Is Aberdeen an Analyst Firm Anymore?

Over the years, Aberdeen has put out some great research (and analysis) in the Spend Management world. But I fear that of late, the quality of analysis is not where it used to be -- despite the quantity of it -- as witnessed by briefs like this on the E-Sourcing space. In looking at this recent paper on the direction of the E-Sourcing market, I learned nothing that I've not already read about on other blogs in the sector (e.g., Sourcing Innovation, Supply Excellence, E-Sourcing Forum).

Perhaps this is why Aberdeen's leadership has said a number of disparaging things about blogs of late behind the scenes (according to a number of sources I have). This is a shame, as I believe that blogs and analyst research is complementary. Witness, for example, how AMR and Spend Matters have worked hand-in-hand as the primary analyst / media outlets to drive interest in supply risk management, a topic that should be on the minds of all procurement and operations executives.

Alas, I would suspect that Aberdeen will continue to move even further away from providing insight and analysis in its writing, focusing instead on the survey, benchmarking and KPI work that fit in so well with the lead generation activities of its parent company.

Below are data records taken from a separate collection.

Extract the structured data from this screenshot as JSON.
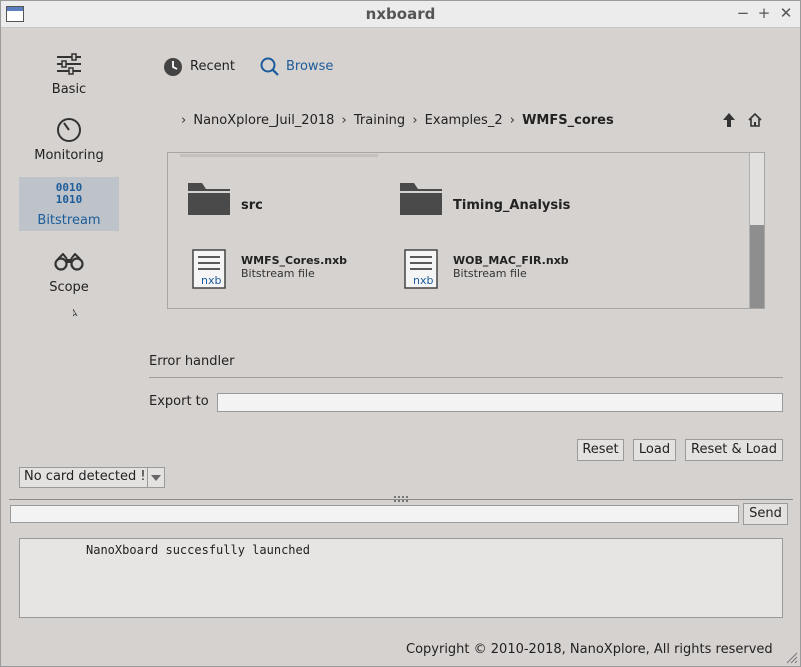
{
  "window": {
    "title": "nxboard"
  },
  "sidebar": {
    "items": [
      {
        "label": "Basic"
      },
      {
        "label": "Monitoring"
      },
      {
        "label": "Bitstream",
        "icon_text": [
          "0010",
          "1010"
        ]
      },
      {
        "label": "Scope"
      }
    ]
  },
  "browser": {
    "recent_label": "Recent",
    "browse_label": "Browse",
    "breadcrumb": [
      "NanoXplore_Juil_2018",
      "Training",
      "Examples_2",
      "WMFS_cores"
    ],
    "folders": [
      {
        "name": "src"
      },
      {
        "name": "Timing_Analysis"
      }
    ],
    "files": [
      {
        "name": "WMFS_Cores.nxb",
        "type": "Bitstream file",
        "icon_text": "nxb"
      },
      {
        "name": "WOB_MAC_FIR.nxb",
        "type": "Bitstream file",
        "icon_text": "nxb"
      }
    ]
  },
  "error_handler": {
    "section_label": "Error handler",
    "export_label": "Export to",
    "export_value": ""
  },
  "actions": {
    "reset": "Reset",
    "load": "Load",
    "reset_load": "Reset & Load"
  },
  "card_select": {
    "value": "No card detected !"
  },
  "console": {
    "input_value": "",
    "send_label": "Send",
    "log_line": "NanoXboard succesfully launched"
  },
  "footer": {
    "copyright": "Copyright © 2010-2018, NanoXplore, All rights reserved"
  },
  "colors": {
    "accent": "#1c5c9b",
    "background": "#d6d2d0",
    "selected": "#bdc3c9"
  }
}
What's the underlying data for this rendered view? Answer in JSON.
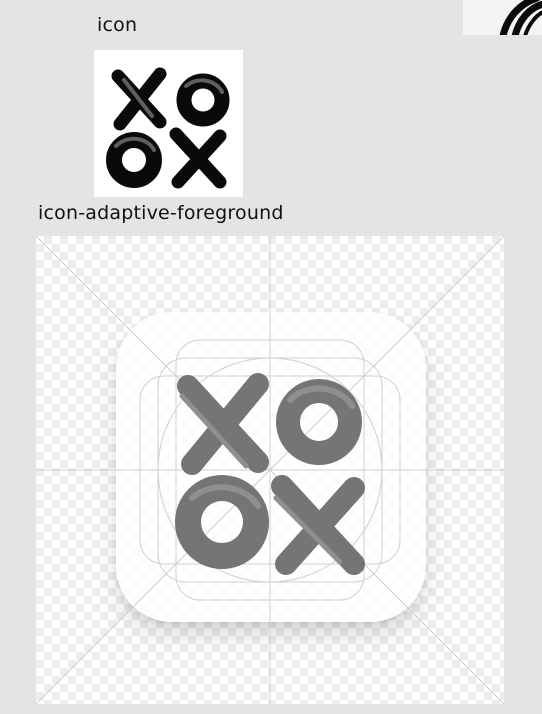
{
  "labels": {
    "icon": "icon",
    "adaptive_foreground": "icon-adaptive-foreground"
  },
  "assets": {
    "icon_image": "xoox-brush-logo",
    "foreground_image": "xoox-brush-logo-foreground",
    "corner_thumbnail": "partial-brush-stroke"
  },
  "colors": {
    "page_background": "#e4e4e4",
    "logo_dark": "#0a0a0a",
    "logo_foreground_gray": "#6e6e6e",
    "checker_light": "#ffffff",
    "checker_dark": "#ececec"
  }
}
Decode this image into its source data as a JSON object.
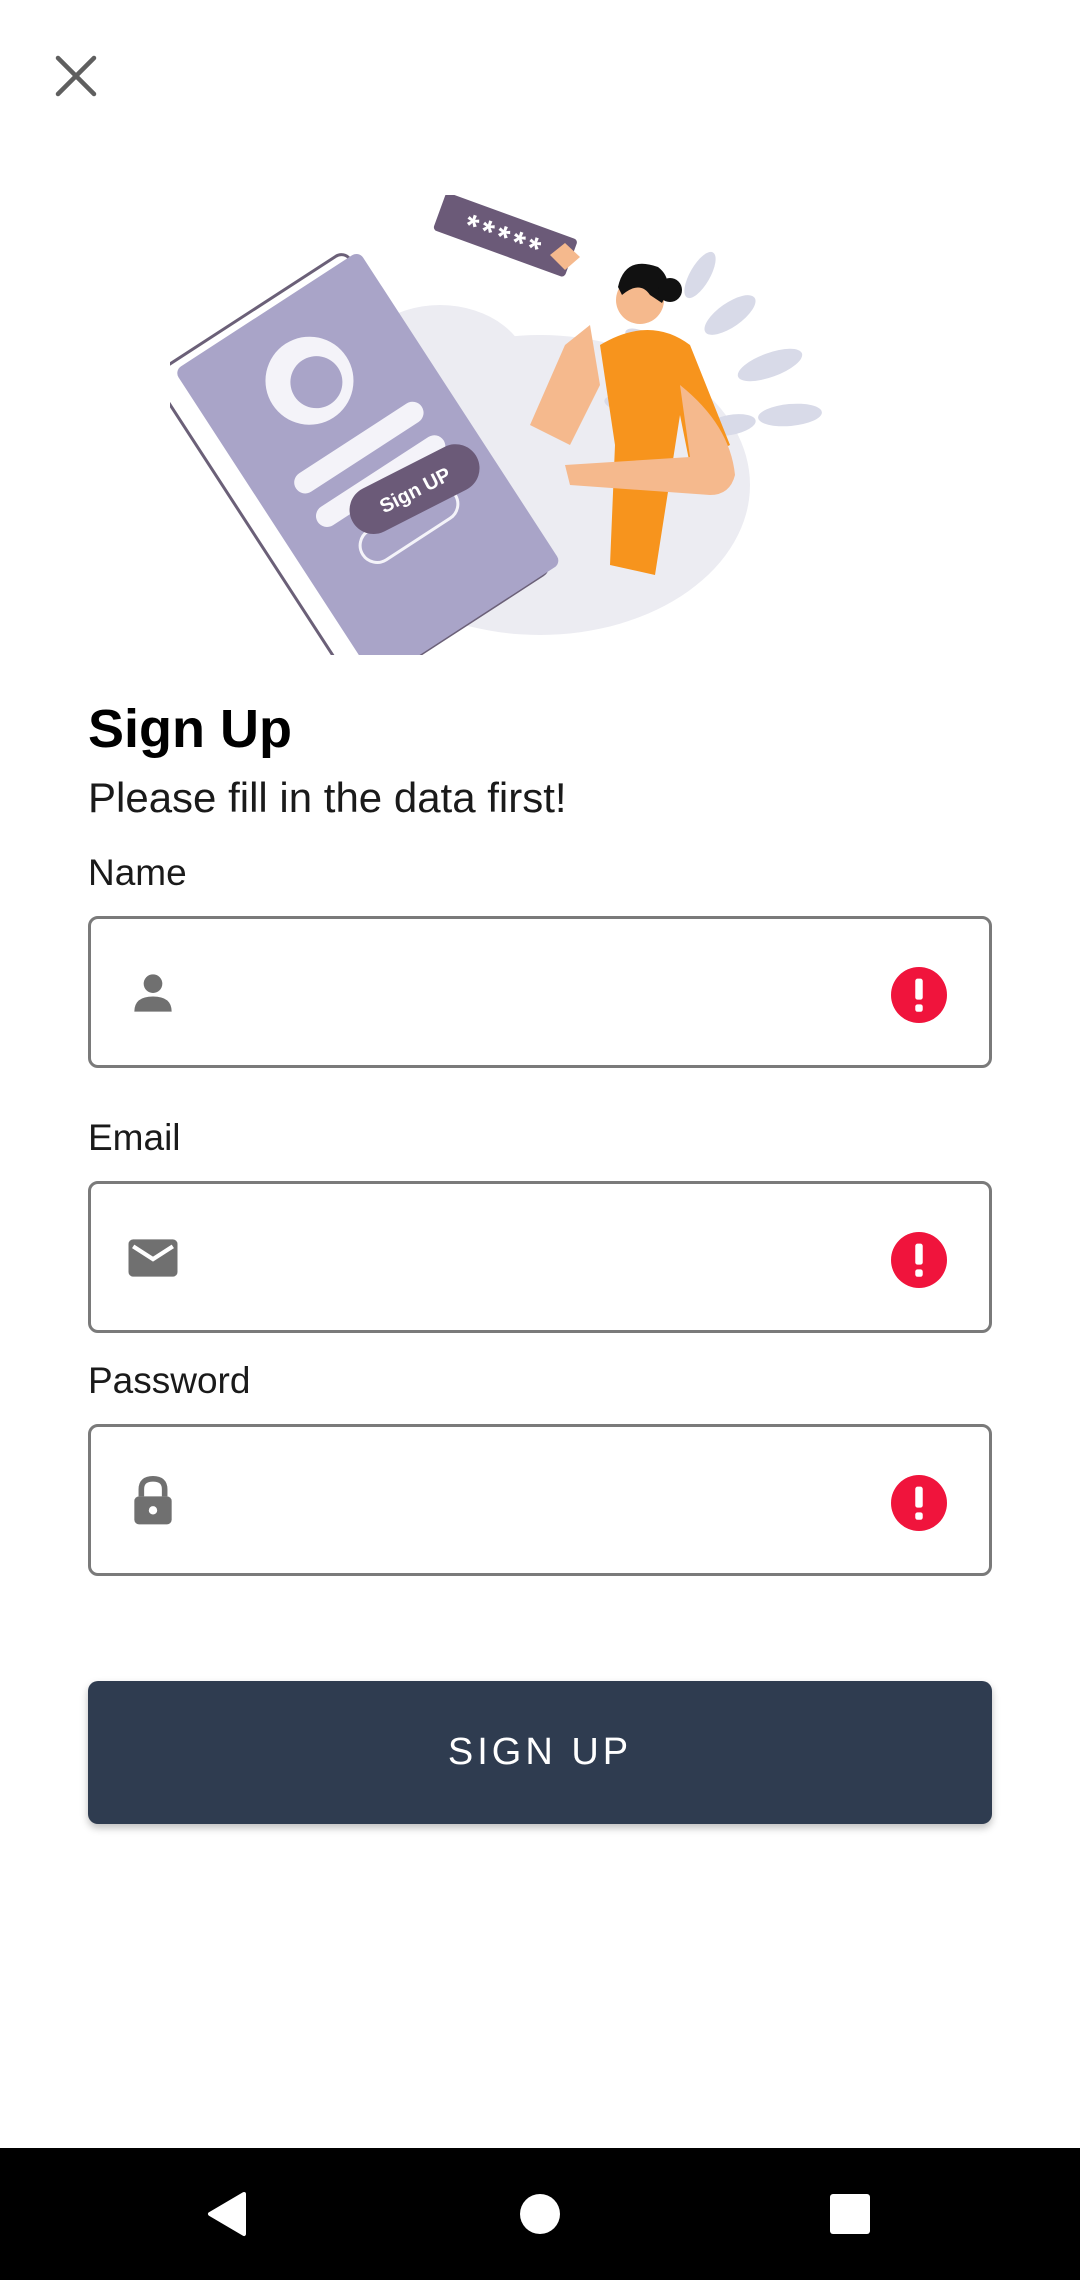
{
  "header": {
    "close_icon": "close-icon"
  },
  "illustration": {
    "button_text": "Sign UP",
    "password_mask": "*****"
  },
  "form": {
    "title": "Sign Up",
    "subtitle": "Please fill in the data first!",
    "fields": [
      {
        "label": "Name",
        "value": "",
        "icon": "person-icon",
        "error_icon": "error-icon"
      },
      {
        "label": "Email",
        "value": "",
        "icon": "mail-icon",
        "error_icon": "error-icon"
      },
      {
        "label": "Password",
        "value": "",
        "icon": "lock-icon",
        "error_icon": "error-icon"
      }
    ],
    "submit_label": "SIGN UP"
  },
  "colors": {
    "primary_button": "#2f3c50",
    "error": "#f0143c",
    "icon_gray": "#707070",
    "field_border": "#7a7a7a"
  },
  "system_nav": {
    "back_icon": "back-icon",
    "home_icon": "home-icon",
    "recents_icon": "recents-icon"
  }
}
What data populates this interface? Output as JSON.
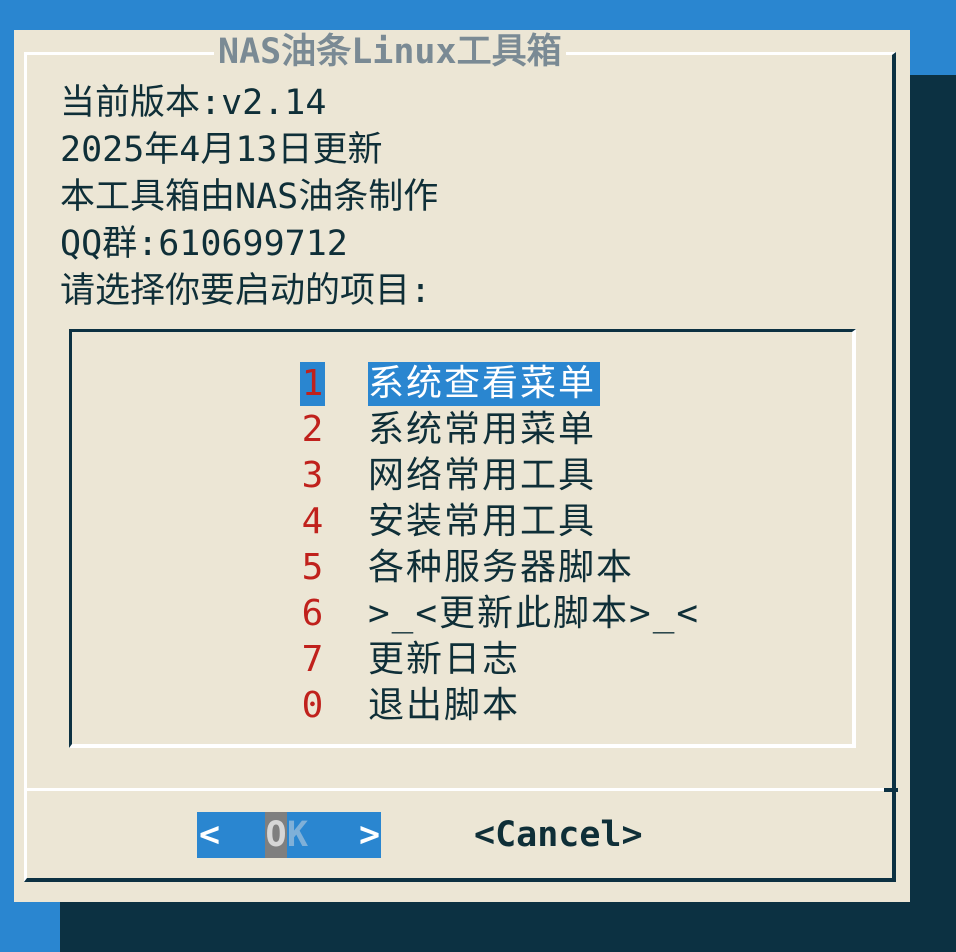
{
  "dialog": {
    "title": "NAS油条Linux工具箱",
    "info_lines": [
      "当前版本:v2.14",
      "2025年4月13日更新",
      "本工具箱由NAS油条制作",
      "QQ群:610699712",
      "请选择你要启动的项目:"
    ]
  },
  "menu": {
    "selected_index": 0,
    "items": [
      {
        "tag": "1",
        "label": "系统查看菜单"
      },
      {
        "tag": "2",
        "label": "系统常用菜单"
      },
      {
        "tag": "3",
        "label": "网络常用工具"
      },
      {
        "tag": "4",
        "label": "安装常用工具"
      },
      {
        "tag": "5",
        "label": "各种服务器脚本"
      },
      {
        "tag": "6",
        "label": ">_<更新此脚本>_<"
      },
      {
        "tag": "7",
        "label": "更新日志"
      },
      {
        "tag": "0",
        "label": "退出脚本"
      }
    ]
  },
  "buttons": {
    "ok": {
      "left": "<",
      "hotkey": "O",
      "rest": "K",
      "right": ">"
    },
    "cancel": "<Cancel>"
  },
  "colors": {
    "background": "#2a86d0",
    "dialog": "#ece6d5",
    "shadow": "#0c3142",
    "tag": "#c0211c",
    "text": "#0f2f38",
    "title": "#7a8a94",
    "selection": "#2a86d0"
  }
}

But if this becomes the case, why not offshore all the survey work in the first place, getting rid of the "analyst" component of what they offer? Well, that might make it hard to host the "CPO's Agenda," a new material source of revenue for the firm.

Hmmm ... maybe on second thought that might not be such a big deal after all (especially if you dig into the demographics of the event). After all, if you look at Aberdeen's own survey data which much of the research for that event is based on, it might as well be called the Manager's or Director's Agenda (since the majority of Aberdeen's research respondents and participants fall into those demographic buckets).

Note: This post is not meant as a knock on either Vance Checketts or Andrew Bartoloni, two very talented and highly ethical individuals who run Aberdeen's Supply Management practice (and who have put out some other solid research when given the opportunity). Rather, it is an indictment of the direction the firm leadership is taking Aberdeen in (which emphasizes quantity over quality and data over experienced analysis). And don't give me the growth argument to justify Aberdeen's value. Revenues, after all, are a trailing indicator of reality, especially when they're provider-based. So where does this all lead? In my book, Aberdeen is not an analyst firm anymore -- they're a lead generation shop that happens to be in the research business as a means to an end (with a number of exceptional talented experts -- such as Jim Brown -- who are underappreciated by firm leadership).